The JCB HMEE (High Mobility Engineer Excavator) is a military engineering vehicle made by JCB.

==Design==
The HMEE is an armoured backhoe loader designed for high speeds in order to self-deploy with military convoys. Most backhoes are limited to much lower speeds. It is also capable of towing heavy loads and has good off-road mobility.

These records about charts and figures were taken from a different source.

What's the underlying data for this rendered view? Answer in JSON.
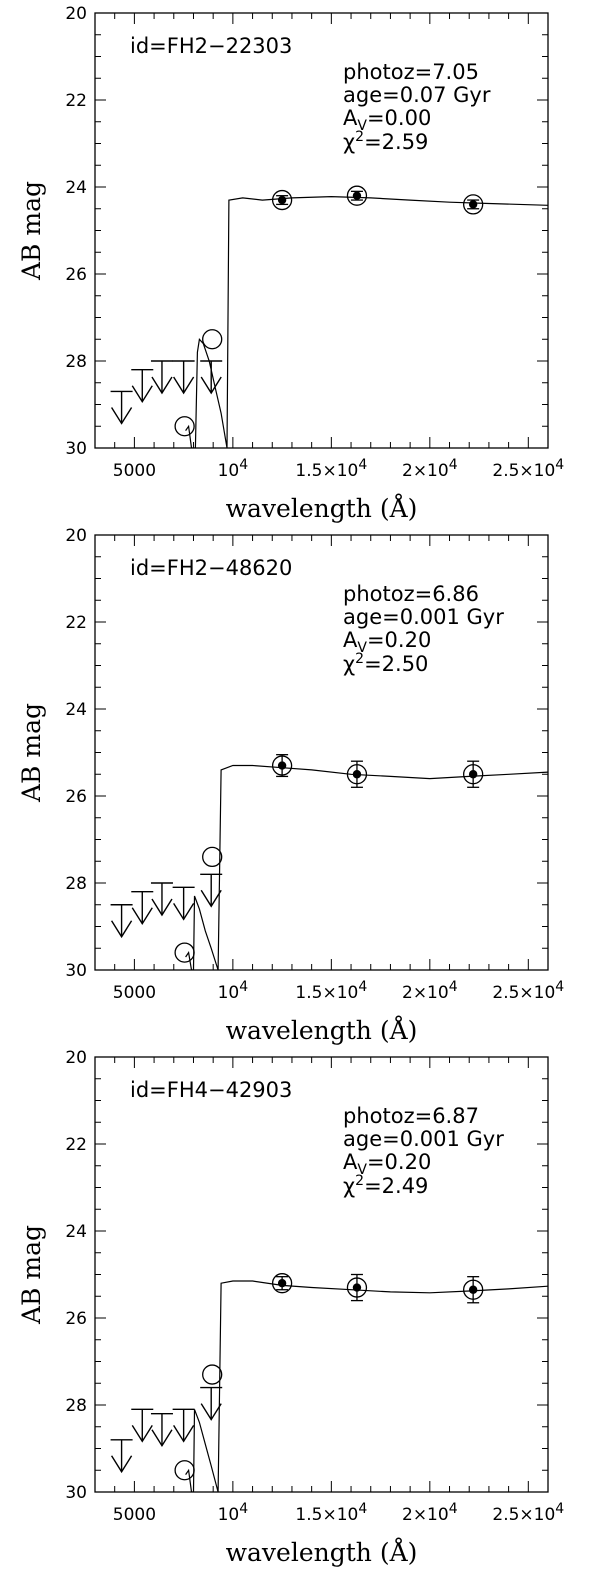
{
  "chart_data": [
    {
      "type": "line",
      "object_id": "id=FH2−22303",
      "annotations": {
        "photoz": "photoz=7.05",
        "age": "age=0.07 Gyr",
        "av": "0.00",
        "chi2": "2.59"
      },
      "xlabel": "wavelength (Å)",
      "ylabel": "AB mag",
      "xlim": [
        3000,
        26000
      ],
      "ylim": [
        30,
        20
      ],
      "xticks": [
        {
          "v": 5000,
          "t": "5000",
          "kind": "plain"
        },
        {
          "v": 10000,
          "t": "10",
          "s": "4",
          "kind": "pow"
        },
        {
          "v": 15000,
          "t": "1.5×10",
          "s": "4",
          "kind": "pow"
        },
        {
          "v": 20000,
          "t": "2×10",
          "s": "4",
          "kind": "pow"
        },
        {
          "v": 25000,
          "t": "2.5×10",
          "s": "4",
          "kind": "pow"
        }
      ],
      "yticks": [
        "20",
        "22",
        "24",
        "26",
        "28",
        "30"
      ],
      "detections": [
        {
          "x": 12500,
          "y": 24.3,
          "err": 0.1
        },
        {
          "x": 16300,
          "y": 24.2,
          "err": 0.1
        },
        {
          "x": 22200,
          "y": 24.4,
          "err": 0.1
        }
      ],
      "upper_limits": [
        {
          "x": 4350,
          "y": 28.7
        },
        {
          "x": 5400,
          "y": 28.2
        },
        {
          "x": 6400,
          "y": 28.0
        },
        {
          "x": 7500,
          "y": 28.0
        },
        {
          "x": 8900,
          "y": 28.0
        }
      ],
      "model_mags": [
        {
          "x": 7550,
          "y": 29.5
        },
        {
          "x": 8950,
          "y": 27.5
        }
      ],
      "sed": [
        [
          7600,
          29.6
        ],
        [
          7750,
          29.5
        ],
        [
          7900,
          30
        ],
        [
          8100,
          30
        ],
        [
          8200,
          27.8
        ],
        [
          8300,
          27.5
        ],
        [
          8500,
          27.6
        ],
        [
          8800,
          28.0
        ],
        [
          9100,
          28.6
        ],
        [
          9400,
          29.2
        ],
        [
          9700,
          30
        ],
        [
          9800,
          24.3
        ],
        [
          10500,
          24.25
        ],
        [
          11500,
          24.3
        ],
        [
          13000,
          24.25
        ],
        [
          15000,
          24.22
        ],
        [
          17000,
          24.25
        ],
        [
          19000,
          24.3
        ],
        [
          21000,
          24.35
        ],
        [
          23000,
          24.38
        ],
        [
          26000,
          24.42
        ]
      ]
    },
    {
      "type": "line",
      "object_id": "id=FH2−48620",
      "annotations": {
        "photoz": "photoz=6.86",
        "age": "age=0.001 Gyr",
        "av": "0.20",
        "chi2": "2.50"
      },
      "xlabel": "wavelength (Å)",
      "ylabel": "AB mag",
      "xlim": [
        3000,
        26000
      ],
      "ylim": [
        30,
        20
      ],
      "xticks": [
        {
          "v": 5000,
          "t": "5000",
          "kind": "plain"
        },
        {
          "v": 10000,
          "t": "10",
          "s": "4",
          "kind": "pow"
        },
        {
          "v": 15000,
          "t": "1.5×10",
          "s": "4",
          "kind": "pow"
        },
        {
          "v": 20000,
          "t": "2×10",
          "s": "4",
          "kind": "pow"
        },
        {
          "v": 25000,
          "t": "2.5×10",
          "s": "4",
          "kind": "pow"
        }
      ],
      "yticks": [
        "20",
        "22",
        "24",
        "26",
        "28",
        "30"
      ],
      "detections": [
        {
          "x": 12500,
          "y": 25.3,
          "err": 0.25
        },
        {
          "x": 16300,
          "y": 25.5,
          "err": 0.3
        },
        {
          "x": 22200,
          "y": 25.5,
          "err": 0.3
        }
      ],
      "upper_limits": [
        {
          "x": 4350,
          "y": 28.5
        },
        {
          "x": 5400,
          "y": 28.2
        },
        {
          "x": 6400,
          "y": 28.0
        },
        {
          "x": 7500,
          "y": 28.1
        },
        {
          "x": 8900,
          "y": 27.8
        }
      ],
      "model_mags": [
        {
          "x": 7550,
          "y": 29.6
        },
        {
          "x": 8950,
          "y": 27.4
        }
      ],
      "sed": [
        [
          7600,
          29.7
        ],
        [
          7750,
          29.6
        ],
        [
          7900,
          30
        ],
        [
          8000,
          30
        ],
        [
          8050,
          28.3
        ],
        [
          8300,
          28.6
        ],
        [
          8600,
          29.1
        ],
        [
          8900,
          29.5
        ],
        [
          9250,
          30
        ],
        [
          9400,
          25.4
        ],
        [
          10000,
          25.3
        ],
        [
          11000,
          25.3
        ],
        [
          12500,
          25.35
        ],
        [
          14000,
          25.4
        ],
        [
          16000,
          25.5
        ],
        [
          18000,
          25.55
        ],
        [
          20000,
          25.6
        ],
        [
          22000,
          25.55
        ],
        [
          24000,
          25.5
        ],
        [
          26000,
          25.45
        ]
      ]
    },
    {
      "type": "line",
      "object_id": "id=FH4−42903",
      "annotations": {
        "photoz": "photoz=6.87",
        "age": "age=0.001 Gyr",
        "av": "0.20",
        "chi2": "2.49"
      },
      "xlabel": "wavelength (Å)",
      "ylabel": "AB mag",
      "xlim": [
        3000,
        26000
      ],
      "ylim": [
        30,
        20
      ],
      "xticks": [
        {
          "v": 5000,
          "t": "5000",
          "kind": "plain"
        },
        {
          "v": 10000,
          "t": "10",
          "s": "4",
          "kind": "pow"
        },
        {
          "v": 15000,
          "t": "1.5×10",
          "s": "4",
          "kind": "pow"
        },
        {
          "v": 20000,
          "t": "2×10",
          "s": "4",
          "kind": "pow"
        },
        {
          "v": 25000,
          "t": "2.5×10",
          "s": "4",
          "kind": "pow"
        }
      ],
      "yticks": [
        "20",
        "22",
        "24",
        "26",
        "28",
        "30"
      ],
      "detections": [
        {
          "x": 12500,
          "y": 25.2,
          "err": 0.15
        },
        {
          "x": 16300,
          "y": 25.3,
          "err": 0.3
        },
        {
          "x": 22200,
          "y": 25.35,
          "err": 0.3
        }
      ],
      "upper_limits": [
        {
          "x": 4350,
          "y": 28.8
        },
        {
          "x": 5400,
          "y": 28.1
        },
        {
          "x": 6400,
          "y": 28.2
        },
        {
          "x": 7500,
          "y": 28.1
        },
        {
          "x": 8900,
          "y": 27.6
        }
      ],
      "model_mags": [
        {
          "x": 7550,
          "y": 29.5
        },
        {
          "x": 8950,
          "y": 27.3
        }
      ],
      "sed": [
        [
          7600,
          29.6
        ],
        [
          7750,
          29.5
        ],
        [
          7900,
          30
        ],
        [
          8000,
          30
        ],
        [
          8050,
          28.1
        ],
        [
          8300,
          28.4
        ],
        [
          8600,
          28.9
        ],
        [
          8900,
          29.4
        ],
        [
          9250,
          30
        ],
        [
          9400,
          25.2
        ],
        [
          10000,
          25.15
        ],
        [
          11000,
          25.15
        ],
        [
          12500,
          25.25
        ],
        [
          14000,
          25.3
        ],
        [
          16000,
          25.35
        ],
        [
          18000,
          25.4
        ],
        [
          20000,
          25.42
        ],
        [
          22000,
          25.38
        ],
        [
          24000,
          25.33
        ],
        [
          26000,
          25.27
        ]
      ]
    }
  ]
}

It is based on technology from the JCB Fastrac tractors.

The programme started in 2003. JCB used technologies of the JCB 4CX backhoe Loader and the Fastrac tractors to develop this system.

The HMEE is built at JCB's plant in Pooler, Georgia, integrating armour made by American Defense Systems (ASDI).

==Users==

=== Current operators ===

- Australia (10)
 Ordered in two batches, 6, which were delivered by 2012. A further order for four machines took place in 2017.
- Belgium (4)
 As part of the programme ACEV (Armoured Combat Engineer Vehicle), JCB won a contract of €5 million to supply 4 HMEE in December 2020.
- Denmark (6)
 6 machines received in March 2020.
- Germany (1)
 7 were purchased in 2013.
 6 were donated to Ukraine as aid in its war against the Russian Invasion.
- Ireland (1)
 1 purchased, and used for the UNIFIL mission of the Army.
- Israel (unknown quantity)
- New Zealand (6)
 The Army received 6 vehicles in 2011.
- Spain (10 in service, 42 on order)
 The Spanish Army received a first batch of 2 HMEE with the armour B-kit, in July 2018, after an order in 2017. In 2024, two batches of 4 HMEE were delivered as a part of an order of 50 of these machines placed in 2023.
- Sweden (10)
 The FMV ordered 10 HMEE in 2008, for an entry in service in 2012.
- Ukraine (6)
 6 donated by Germany.
- United Arab Emirates (unknown)
 Unknown quantity.
- United Kingdom (17)
 The British Army placed an order for 4 HMEE in 2008 for its use in Afghanistan (£7 million).
 13 vehicles ordered by the British Army in 2010.
- United States (around 1,600)
 In 2005, JCB was selected to produce what at the time was estimated to be 636 machines for $209 million. Firm orders:
- 2008: $229 million for 800 HMEE, as the first production contract.
- June 2014: second production order, with a contract valued at $50 million (unknown quantity).
- September 2017: 98 ($36.3 million)
- September 2018: contract extension for 180 more HMEE
- July 2020: 400 HMEE for the US Armed Forces ($269 million), delivery over 8 years.